Внешне сейм прошел самым желательным образом. Почти без прений, единодушно и единогласно принимались все законопроекты царского правительства, накопившиеся за целых четыре года, словно работало не сто пятьдесят человек разных оттенков и характеров, а какая-то рабочая, законоделательная машина.
— Как они притихли. Слово даю, они затеяли что-то скверное, — однажды в интимной беседе с Александром вырвалось у Новосильцева.
— Или — они сломлены, — возразил государь. — Думаю, последнее вернее.
С этим убеждением он и остался, так писал в Грузино своему другу и единственному теперь всевластному министру, необъявленному "наместнику" русской империи, Аракчееву, говоря: "Здесь, благодаря Всевышнему, идет все по желанию моему и я отменно доволен общим расположением умов…"
В самой Варшаве не раз цесаревичу, его жене в присутствии русской и польской свиты Александр прямо объявлял:
— Я не обманулся в моих поляках. Если дело пойдет так же и вперед, я смогу скоро осуществить свое неизменное намерение: солью с царством все западные губернии, когда-то подвластные этой короне.
В течение месяца, пока длился этот "молчаливый парламент", Александр совершил обычную поездку по царству до Калиша, откуда вернулся в Варшаву, и 1 (13) июня также торжественно состоялось закрытие сессии.
В последний раз повторил свои обещания перед лицом Польши этот король-император, не зная, что ему уж не суждено исполнять никаких обещаний, ничего не придется осуществить больше на земле.
Он говорил:
— Поляки, я доволен ходом и плодами ваших тридцатидневных усиленных трудов, проявлениями вашей любви к Родине и верности нашему престолу. Верьте, я сумею отдать справедливость тому доверию ко мне, которым ознаменовалось ваше теперешнее собрание. Доверие это не останется втуне. Я сохраню о нем живую память, соединенную с неизменным желанием убедить вас на деле, как искренна моя привязанность к вашему народу и к вам, какое благое влияние окажет поведение ваше на будущность вашей отчизны.

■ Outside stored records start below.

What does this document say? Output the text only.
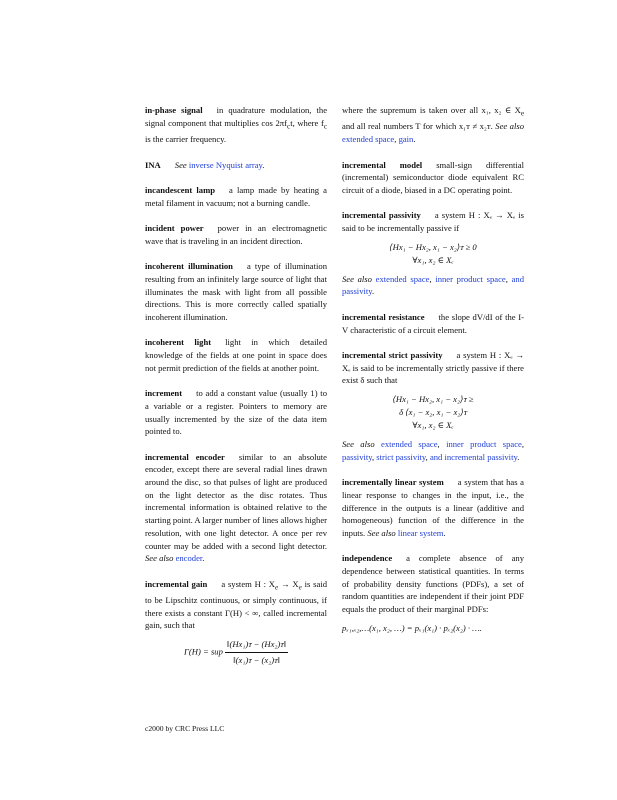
in-phase signal in quadrature modulation, the signal component that multiplies $\cos 2\pi f_ct$, where $f_c$ is the carrier frequency.

INA See inverse Nyquist array.

incandescent lamp a lamp made by heating a metal filament in vacuum; not a burning candle.

incident power power in an electromagnetic wave that is traveling in an incident direction.

incoherent illumination a type of illumination resulting from an infinitely large source of light that illuminates the mask with light from all possible directions. This is more correctly called spatially incoherent illumination.

incoherent light light in which detailed knowledge of the fields at one point in space does not permit prediction of the fields at another point.

increment to add a constant value (usually 1) to a variable or a register. Pointers to memory are usually incremented by the size of the data item pointed to.

incremental encoder similar to an absolute encoder, except there are several radial lines drawn around the disc, so that pulses of light are produced on the light detector as the disc rotates. Thus incremental information is obtained relative to the starting point. A larger number of lines allows higher resolution, with one light detector. A once per rev counter may be added with a second light detector. See also encoder.

incremental gain a system H : $X_e \to X_e$ is said to be Lipschitz continuous, or simply continuous, if there exists a constant Γ(H) < ∞, called incremental gain, such that

Γ(H) = sup $\frac{\text{‖(Hx₁)ᴛ − (Hx₂)ᴛ‖}}{\text{‖(x₁)ᴛ − (x₂)ᴛ‖}}$

where the supremum is taken over all x₁, x₂ ∈ $X_e$ and all real numbers T for which x₁ᴛ ≠ x₂ᴛ. See also extended space, gain.

incremental model small-sign differential (incremental) semiconductor diode equivalent RC circuit of a diode, biased in a DC operating point.

incremental passivity a system H : Xₑ → Xₑ is said to be incrementally passive if

⟨Hx₁ − Hx₂, x₁ − x₂⟩ᴛ ≥ 0
∀x₁, x₂ ∈ Xₑ

See also extended space, inner product space, and passivity.

incremental resistance the slope dV/dI of the I-V characteristic of a circuit element.

incremental strict passivity a system H : Xₑ → Xₑ is said to be incrementally strictly passive if there exist δ such that

⟨Hx₁ − Hx₂, x₁ − x₂⟩ᴛ ≥
δ ⟨x₁ − x₂, x₁ − x₂⟩ᴛ
∀x₁, x₂ ∈ Xₑ

See also extended space, inner product space, passivity, strict passivity, and incremental passivity.

incrementally linear system a system that has a linear response to changes in the input, i.e., the difference in the outputs is a linear (additive and homogeneous) function of the difference in the inputs. See also linear system.

independence a complete absence of any dependence between statistical quantities. In terms of probability density functions (PDFs), a set of random quantities are independent if their joint PDF equals the product of their marginal PDFs:

pₓ₁,ₓ₂,…(x₁, x₂, …) = pₓ₁(x₁) · pₓ₂(x₂) · ….
c2000 by CRC Press LLC
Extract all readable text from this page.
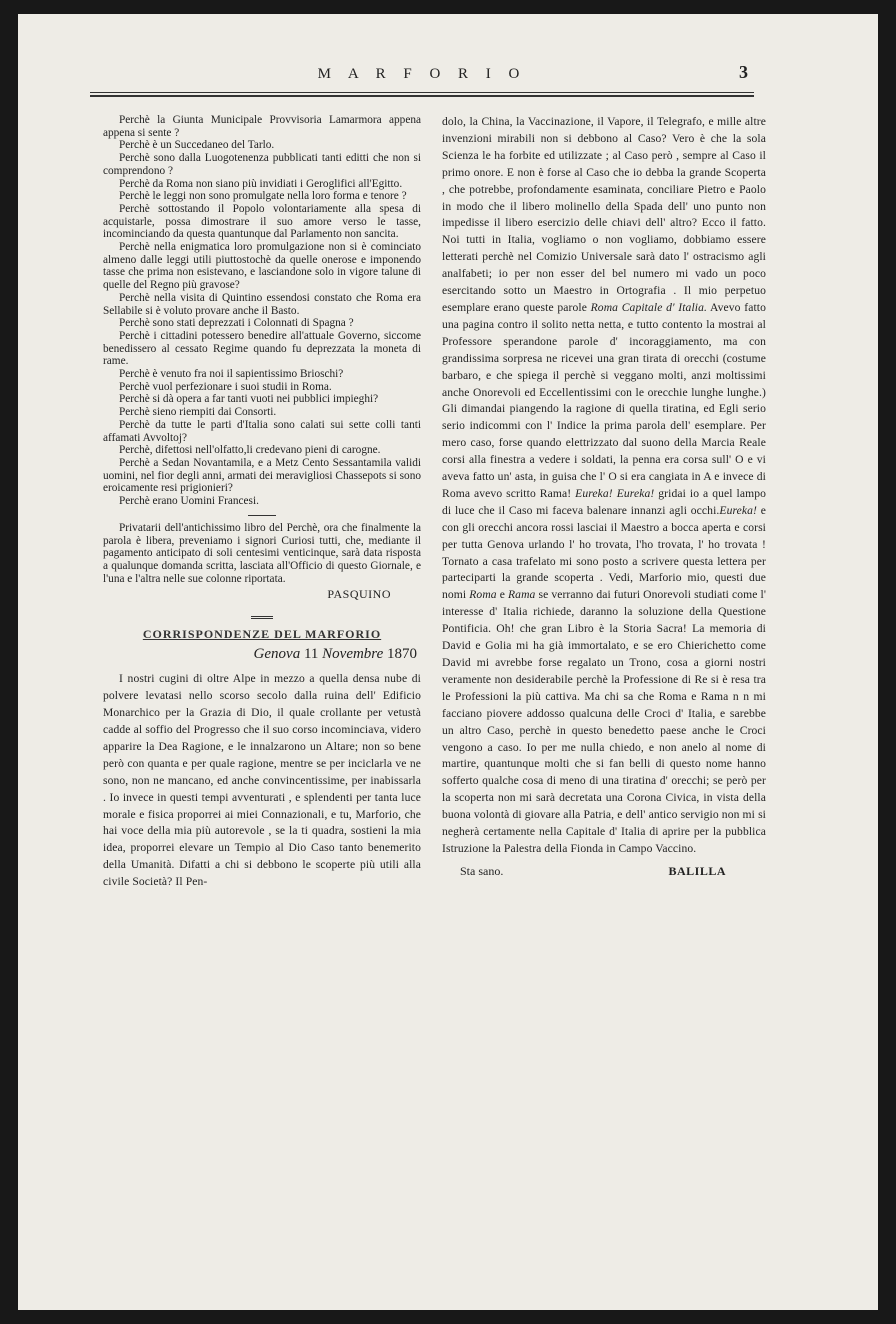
M A R F O R I O	3

Perchè la Giunta Municipale Provvisoria Lamarmora appena appena si sente ?

Perchè è un Succedaneo del Tarlo.

Perchè sono dalla Luogotenenza pubblicati tanti editti che non si comprendono ?

Perchè da Roma non siano più invidiati i Geroglifici all'Egitto.

Perchè le leggi non sono promulgate nella loro forma e tenore ?

Perchè sottostando il Popolo volontariamente alla spesa di acquistarle, possa dimostrare il suo amore verso le tasse, incominciando da questa quantunque dal Parlamento non sancita.

Perchè nella enigmatica loro promulgazione non si è cominciato almeno dalle leggi utili piuttostochè da quelle onerose e imponendo tasse che prima non esistevano, e lasciandone solo in vigore talune di quelle del Regno più gravose?

Perchè nella visita di Quintino essendosi constato che Roma era Sellabile si è voluto provare anche il Basto.

Perchè sono stati deprezzati i Colonnati di Spagna ?

Perchè i cittadini potessero benedire all'attuale Governo, siccome benedissero al cessato Regime quando fu deprezzata la moneta di rame.

Perchè è venuto fra noi il sapientissimo Brioschi?

Perchè vuol perfezionare i suoi studii in Roma.

Perchè si dà opera a far tanti vuoti nei pubblici impieghi?

Perchè sieno riempiti dai Consorti.

Perchè da tutte le parti d'Italia sono calati sui sette colli tanti affamati Avvoltoj?

Perchè, difettosi nell'olfatto,li credevano pieni di carogne.

Perchè a Sedan Novantamila, e a Metz Cento Sessantamila validi uomini, nel fior degli anni, armati dei meravigliosi Chassepots si sono eroicamente resi prigionieri?

Perchè erano Uomini Francesi.

Privatarii dell'antichissimo libro del Perchè, ora che finalmente la parola è libera, preveniamo i signori Curiosi tutti, che, mediante il pagamento anticipato di soli centesimi venticinque, sarà data risposta a qualunque domanda scritta, lasciata all'Officio di questo Giornale, e l'una e l'altra nelle sue colonne riportata.

PASQUINO
CORRISPONDENZE DEL MARFORIO
Genova 11 Novembre 1870

I nostri cugini di oltre Alpe in mezzo a quella densa nube di polvere levatasi nello scorso secolo dalla ruina dell' Edificio Monarchico per la Grazia di Dio, il quale crollante per vetustà cadde al soffio del Progresso che il suo corso incominciava, videro apparire la Dea Ragione, e le innalzarono un Altare; non so bene però con quanta e per quale ragione, mentre se per inciclarla ve ne sono, non ne mancano, ed anche convincentissime, per inabissarla . Io invece in questi tempi avventurati , e splendenti per tanta luce morale e fisica proporrei ai miei Connazionali, e tu, Marforio, che hai voce della mia più autorevole , se la ti quadra, sostieni la mia idea, proporrei elevare un Tempio al Dio Caso tanto benemerito della Umanità. Difatti a chi si debbono le scoperte più utili alla civile Società? Il Pen-

dolo, la China, la Vaccinazione, il Vapore, il Telegrafo, e mille altre invenzioni mirabili non si debbono al Caso? Vero è che la sola Scienza le ha forbite ed utilizzate ; al Caso però , sempre al Caso il primo onore. E non è forse al Caso che io debba la grande Scoperta , che potrebbe, profondamente esaminata, conciliare Pietro e Paolo in modo che il libero molinello della Spada dell' uno punto non impedisse il libero esercizio delle chiavi dell' altro? Ecco il fatto. Noi tutti in Italia, vogliamo o non vogliamo, dobbiamo essere letterati perchè nel Comizio Universale sarà dato l' ostracismo agli analfabeti; io per non esser del bel numero mi vado un poco esercitando sotto un Maestro in Ortografia . Il mio perpetuo esemplare erano queste parole Roma Capitale d' Italia. Avevo fatto una pagina contro il solito netta netta, e tutto contento la mostrai al Professore sperandone parole d' incoraggiamento, ma con grandissima sorpresa ne ricevei una gran tirata di orecchi (costume barbaro, e che spiega il perchè si veggano molti, anzi moltissimi anche Onorevoli ed Eccellentissimi con le orecchie lunghe lunghe.) Gli dimandai piangendo la ragione di quella tiratina, ed Egli serio serio indicommi con l' Indice la prima parola dell' esemplare. Per mero caso, forse quando elettrizzato dal suono della Marcia Reale corsi alla finestra a vedere i soldati, la penna era corsa sull' O e vi aveva fatto un' asta, in guisa che l' O si era cangiata in A e invece di Roma avevo scritto Rama! Eureka! Eureka! gridai io a quel lampo di luce che il Caso mi faceva balenare innanzi agli occhi.Eureka! e con gli orecchi ancora rossi lasciai il Maestro a bocca aperta e corsi per tutta Genova urlando l' ho trovata, l'ho trovata, l' ho trovata ! Tornato a casa trafelato mi sono posto a scrivere questa lettera per parteciparti la grande scoperta . Vedi, Marforio mio, questi due nomi Roma e Rama se verranno dai futuri Onorevoli studiati come l' interesse d' Italia richiede, daranno la soluzione della Questione Pontificia. Oh! che gran Libro è la Storia Sacra! La memoria di David e Golia mi ha già immortalato, e se ero Chierichetto come David mi avrebbe forse regalato un Trono, cosa a giorni nostri veramente non desiderabile perchè la Professione di Re si è resa tra le Professioni la più cattiva. Ma chi sa che Roma e Rama n n mi facciano piovere addosso qualcuna delle Croci d' Italia, e sarebbe un altro Caso, perchè in questo benedetto paese anche le Croci vengono a caso. Io per me nulla chiedo, e non anelo al nome di martire, quantunque molti che si fan belli di questo nome hanno sofferto qualche cosa di meno di una tiratina d' orecchi; se però per la scoperta non mi sarà decretata una Corona Civica, in vista della buona volontà di giovare alla Patria, e dell' antico servigio non mi si negherà certamente nella Capitale d' Italia di aprire per la pubblica Istruzione la Palestra della Fionda in Campo Vaccino.

Sta sano.	BALILLA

Ласковое, хотя и повелительное выражение лица, широкий живой
жест — все это красиво дополнило такие многозначительные слова.Но словам этим не суждено было претвориться в плоть и кровь.
Закрылся сейм.
Отъезд из Варшавы Александра был назначен на другой же день.
Константин должен был провожать его по Ковенскому тракту до Пултусска.
В последний раз за обедом в Брюллевском дворце собрались обычные застольники: государь, цесаревич, княгиня Лович, семнадцатилетний Павел в новеньком поручичьем мундире гвардейского кирасира и пятым принц Оранский, приехавший в Варшаву уже под конец сейма.
Разговор, конечно, больше всего касался только что законченного сейма. Александр намечал уже время открытия следующей сессии в 1827 году.
— Как раз исполнится четверть века моей службы государственной, — заметил он. — А военной и полные 35 годков истекли. Мы ведь раньше, брат, начинали с тобою, чем нынешняя молодежь! — с ласковой улыбкой кивая на Павла, пошутил он.
— Что касается сего юноши, государь, — вступился отец, — он давно уж рвался на службу вашего величества. Да я придерживал, признаюсь. Хоть и длинный мальчуган, да жидковат, как сами видите, государь. Здоровье у него неважное. А усердия не мало у крестника вашего сего. Не как отец, как начальник и строгий начальник говорю. Одним похвалиться смею, воспитан в страхе Божьем, в повиновении воле старших. Будет верный слуга царю и отечеству. Ручаюсь!
— И я так думаю. Хотя похвалы достойно, что сумел ты, брат, оберечь юношу от заразы всеобщей…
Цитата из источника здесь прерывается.